Physicists from MIEM NISHE, together with colleagues from MIPT and other universities, have made a significant breakthrough in the study of superconductivity. Superconductivity is a phenomenon in which a material conducts electric current without any energy loss. The researchers have developed a theory that explains the transition between different types of superconductivity and reveals a transition regime with exotic magnetic properties. This discovery has the potential to revolutionize sensor technology, enabling the development of highly sensitive and accurate sensors that can function effectively in conditions where traditional sensors fall short. The research has been published in the journal Communications Physics.

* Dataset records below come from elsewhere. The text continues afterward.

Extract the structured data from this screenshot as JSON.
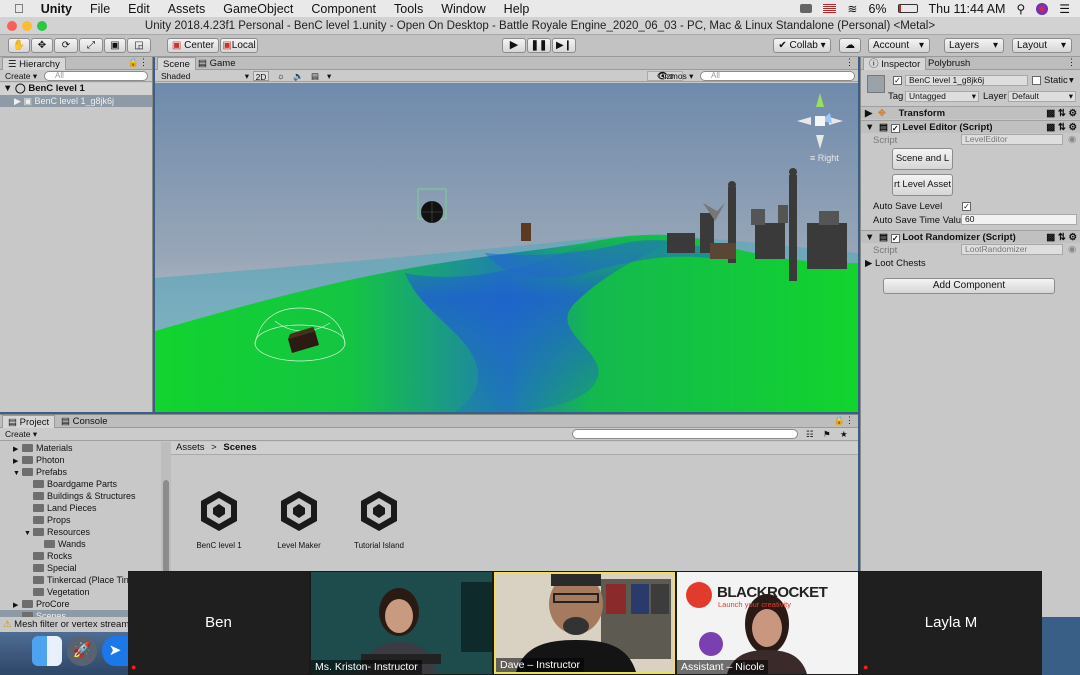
{
  "menubar": {
    "apple": "",
    "app": "Unity",
    "items": [
      "File",
      "Edit",
      "Assets",
      "GameObject",
      "Component",
      "Tools",
      "Window",
      "Help"
    ],
    "battery": "6%",
    "clock": "Thu 11:44 AM"
  },
  "window": {
    "title": "Unity 2018.4.23f1 Personal - BenC level 1.unity - Open On Desktop - Battle Royale Engine_2020_06_03 - PC, Mac & Linux Standalone (Personal) <Metal>"
  },
  "toolbar": {
    "center": "Center",
    "local": "Local",
    "collab": "Collab ▾",
    "account": "Account",
    "layers": "Layers",
    "layout": "Layout"
  },
  "hierarchy": {
    "tab": "Hierarchy",
    "create": "Create ▾",
    "search_placeholder": "All",
    "scene": "BenC level 1",
    "child": "BenC level 1_g8jk6j"
  },
  "scene": {
    "tab_scene": "Scene",
    "tab_game": "Game",
    "shading": "Shaded",
    "mode_2d": "2D",
    "gizmos": "Gizmos ▾",
    "search_placeholder": "All",
    "gizmo_label": "Right"
  },
  "inspector": {
    "tab_inspector": "Inspector",
    "tab_polybrush": "Polybrush",
    "object_name": "BenC level 1_g8jk6j",
    "static": "Static",
    "tag_label": "Tag",
    "tag_value": "Untagged",
    "layer_label": "Layer",
    "layer_value": "Default",
    "transform": "Transform",
    "level_editor": "Level Editor (Script)",
    "script_label": "Script",
    "level_editor_script": "LevelEditor",
    "btn_scene": "Scene and L",
    "btn_asset": "rt Level Asset",
    "auto_save_label": "Auto Save Level",
    "auto_save_time_label": "Auto Save Time Value",
    "auto_save_time_value": "60",
    "loot_randomizer": "Loot Randomizer (Script)",
    "loot_script": "LootRandomizer",
    "loot_chests": "Loot Chests",
    "add_component": "Add Component"
  },
  "project": {
    "tab_project": "Project",
    "tab_console": "Console",
    "create": "Create ▾",
    "breadcrumb_root": "Assets",
    "breadcrumb_sep": ">",
    "breadcrumb_current": "Scenes",
    "tree": [
      {
        "label": "Materials",
        "indent": 1,
        "arrow": "▶"
      },
      {
        "label": "Photon",
        "indent": 1,
        "arrow": "▶"
      },
      {
        "label": "Prefabs",
        "indent": 1,
        "arrow": "▼"
      },
      {
        "label": "Boardgame Parts",
        "indent": 2,
        "arrow": ""
      },
      {
        "label": "Buildings & Structures",
        "indent": 2,
        "arrow": ""
      },
      {
        "label": "Land Pieces",
        "indent": 2,
        "arrow": ""
      },
      {
        "label": "Props",
        "indent": 2,
        "arrow": ""
      },
      {
        "label": "Resources",
        "indent": 2,
        "arrow": "▼"
      },
      {
        "label": "Wands",
        "indent": 3,
        "arrow": ""
      },
      {
        "label": "Rocks",
        "indent": 2,
        "arrow": ""
      },
      {
        "label": "Special",
        "indent": 2,
        "arrow": ""
      },
      {
        "label": "Tinkercad (Place Tin",
        "indent": 2,
        "arrow": ""
      },
      {
        "label": "Vegetation",
        "indent": 2,
        "arrow": ""
      },
      {
        "label": "ProCore",
        "indent": 1,
        "arrow": "▶"
      },
      {
        "label": "Scenes",
        "indent": 1,
        "arrow": ""
      }
    ],
    "assets": [
      "BenC level 1",
      "Level Maker",
      "Tutorial Island"
    ]
  },
  "status": {
    "warning": "Mesh filter or vertex stream"
  },
  "zoom": {
    "participants": [
      "Ben",
      "Ms. Kriston- Instructor",
      "Dave – Instructor",
      "Assistant – Nicole",
      "Layla M"
    ],
    "blackrocket_logo": "BLACKROCKET",
    "blackrocket_tagline": "Launch your creativity"
  },
  "colors": {
    "terrain_green": "#12d42e",
    "terrain_blue": "#1f5fd0",
    "sky_top": "#6f8aac",
    "sky_horizon": "#c7cdd2",
    "zoom_active_border": "#f2dd5a"
  }
}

The concept of superconductivity was discovered in the early 20th century, but it has only been achievable at low temperatures. The ability to achieve superconductivity at room temperature would be groundbreaking for electronics. There are two main types of superconductors: the first type excludes the presence of a magnetic field within the superconductor, while the second type allows it. Typically, these two types of superconductors are made up of different materials. However, there is a unique class of materials called ferromagnetic superconductors, in which a transition from one type of superconductivity to another is possible.
In this study, scientists from the Higher School of Economics, IFTI, and several other Russian and international institutions focused on investigating the transition between types of superconductivity in ferromagnetic superconductors. They discovered that the transition from the first type to the second occurs within a specific temperature range, specifically between the temperature of magnetic ordering and the temperature of the superconducting transition. During this transitional state, complex spatial structures known as “patterns” of magnetization and superconducting condensate form within the material. These structures are highly responsive to changes in external conditions such as temperature, electric fields, or magnetic fields.
Alexei Vagov, the director of the Center for Quantum Metamaterials at MIEM NIU Higher School, commented on the significance of these findings. He explained that just as temperature sensors are made from metals or semiconductors whose resistance changes with temperature, the “patterns” in a magnetic superconductor can be the foundation for a new type of sensors. These sensors could have advanced sensitivity and pave the way for innovative applications.